所有人都要对这个“公共意志”绝対服从,所以以此为上,即便是墨者也只有建议权,所有的建议最终被接受之后,成为一个不可轻易触动的“上”,最终做到上下同义。
听到民众希望墨者给出一个好的解决办法,墨子明白一旦这些办法被民众接受,那就要写到草帛上,最终所有人都认同后就作为沛地这些参与聚会的村社之间的通行律令,因而极为重视。
适先道:“我看这样。如果这人能够赔偿,那就要强制赔偿一头牛,再外加罚没一部分钱;如果没有钱,那就由政之府先赔偿这牛,然后再由这个人强制劳役偿还这牛的钱。
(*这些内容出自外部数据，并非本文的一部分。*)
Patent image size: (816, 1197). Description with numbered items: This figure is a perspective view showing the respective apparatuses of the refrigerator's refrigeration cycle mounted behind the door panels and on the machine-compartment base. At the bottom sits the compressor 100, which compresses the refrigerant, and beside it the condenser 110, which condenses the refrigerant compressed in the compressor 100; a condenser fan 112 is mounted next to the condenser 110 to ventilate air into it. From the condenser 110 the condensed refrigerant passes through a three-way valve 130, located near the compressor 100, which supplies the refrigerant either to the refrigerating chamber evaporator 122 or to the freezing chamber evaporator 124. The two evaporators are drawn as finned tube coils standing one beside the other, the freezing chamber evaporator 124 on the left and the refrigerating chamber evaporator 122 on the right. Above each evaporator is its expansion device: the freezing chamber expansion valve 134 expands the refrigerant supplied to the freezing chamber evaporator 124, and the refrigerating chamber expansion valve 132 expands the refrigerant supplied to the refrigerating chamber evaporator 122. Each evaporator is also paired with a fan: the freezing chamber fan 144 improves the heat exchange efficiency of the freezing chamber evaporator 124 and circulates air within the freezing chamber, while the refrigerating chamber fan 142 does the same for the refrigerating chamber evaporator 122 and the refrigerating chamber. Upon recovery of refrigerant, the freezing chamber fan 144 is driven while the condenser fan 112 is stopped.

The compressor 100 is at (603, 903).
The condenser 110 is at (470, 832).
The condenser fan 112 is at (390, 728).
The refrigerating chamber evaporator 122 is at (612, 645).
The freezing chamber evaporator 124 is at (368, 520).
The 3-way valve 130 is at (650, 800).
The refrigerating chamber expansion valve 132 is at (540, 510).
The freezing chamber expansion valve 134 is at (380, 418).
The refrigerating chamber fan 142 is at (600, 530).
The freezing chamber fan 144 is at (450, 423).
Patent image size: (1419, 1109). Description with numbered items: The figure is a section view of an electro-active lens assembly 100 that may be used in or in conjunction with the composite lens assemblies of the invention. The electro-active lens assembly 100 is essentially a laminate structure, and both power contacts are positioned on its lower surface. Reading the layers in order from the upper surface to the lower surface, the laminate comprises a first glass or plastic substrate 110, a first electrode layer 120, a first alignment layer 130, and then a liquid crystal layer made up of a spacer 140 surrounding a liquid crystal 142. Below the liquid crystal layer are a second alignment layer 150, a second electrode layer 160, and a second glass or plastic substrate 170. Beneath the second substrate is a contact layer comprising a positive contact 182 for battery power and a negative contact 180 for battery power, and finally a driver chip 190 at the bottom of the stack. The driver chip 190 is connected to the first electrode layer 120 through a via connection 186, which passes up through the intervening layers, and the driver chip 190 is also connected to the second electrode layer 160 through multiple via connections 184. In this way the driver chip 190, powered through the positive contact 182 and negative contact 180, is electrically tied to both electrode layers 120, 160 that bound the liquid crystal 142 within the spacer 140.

如果是第二次做,直接用以剐鼻之刑,然后再继续强制劳役偿还双倍。”
政、府这个结合在一起的词此时并未有,但两个字都已经有,所以组合在一起并不突兀,相反不需要解释就能明白其中的意思。
当然,这个明白是限于那些读过书文的人,至于民众这个词是个新词,只需要让他们接受就好。哪怕管这东西叫一二三,也不影响民众的理解。
《大雅、皇矣》中就有“维此二国,其政不获。维彼四国,爰究爰度。上帝耆之,憎其式廓”的说法,政便是政事的意思。
《礼》中也曾说,夏官司马,帅其属而掌邦政,以佐王平邦国,称之为政官。
此时已经分得很详细了,天官又称治官,有治权;地官称教官,负责教化;春官称礼官,负责祭祀;夏官称政官,负责政法;秋官是刑官,负责抓捕和处置……
政府中的府字,本也存在,府库一说,更是各国都有。
按说按照此时的叫法,称之为政之府并不合适,最起码应该是天官级别的治府,而且实际上六官的职责都要有。
但如果六官职责全有了那就有些僭越了,所以用了一个模糊化也容易被其余学派理解的政与府二字。
再者,从这时候说起的自古以来,有周一代的政字已经单纯地从大司马负责的事务逐渐变为了“公事”的意思,用在这里正合适。
当年冉求回家晚了,孔子问他为什么回来晚了,冉求说有政事。孔子当即就正色道:你那不能叫政,要叫事。公事才叫政,你给季氏当家臣替他办的叫事……
如今既是公意,以此为名算是恰到好处,并无突兀。
在之前两天的聚集中,辩五十四已经说清楚了墨者们想要陈诉的道理。
墨子既然将公共意志为“上”,但这个“上”不是人,而是一个虚化的东西,所以不可能自己来把这意志执行了。
若真有什么集信仰公意之力能够凝结出一个人格的人,那倒简单了,奈何不可能。
因而需要在众人之下与公意之上间,存在在一个中介者,这个中介者由特定推选出来的贤人担任,这些贤人的作用就是想办法保证至上的“公意”的实施。
本质上,每个人都是上的一部分,但如果是单独的人则完全是下,所以下要从上,既是从上也是从自己。
这个逻辑解决了墨者尚贤、天志之中的“下从上”中的上,到底是什么玩意的问题。
这个不解决,上很容易就变成君王,如今走到这一步已经可以不是君王了,至少不可能是绝对权力的君王了。
当然这东西在此时国君都能被逼着自杀的天下也罕有,初步变法的魏斯勉强算半个,别国还早着呢。
虽然现在政之府还未成立,但这个作为墨者定义中的“上下”之间的中介,已经可以在想象中存在了。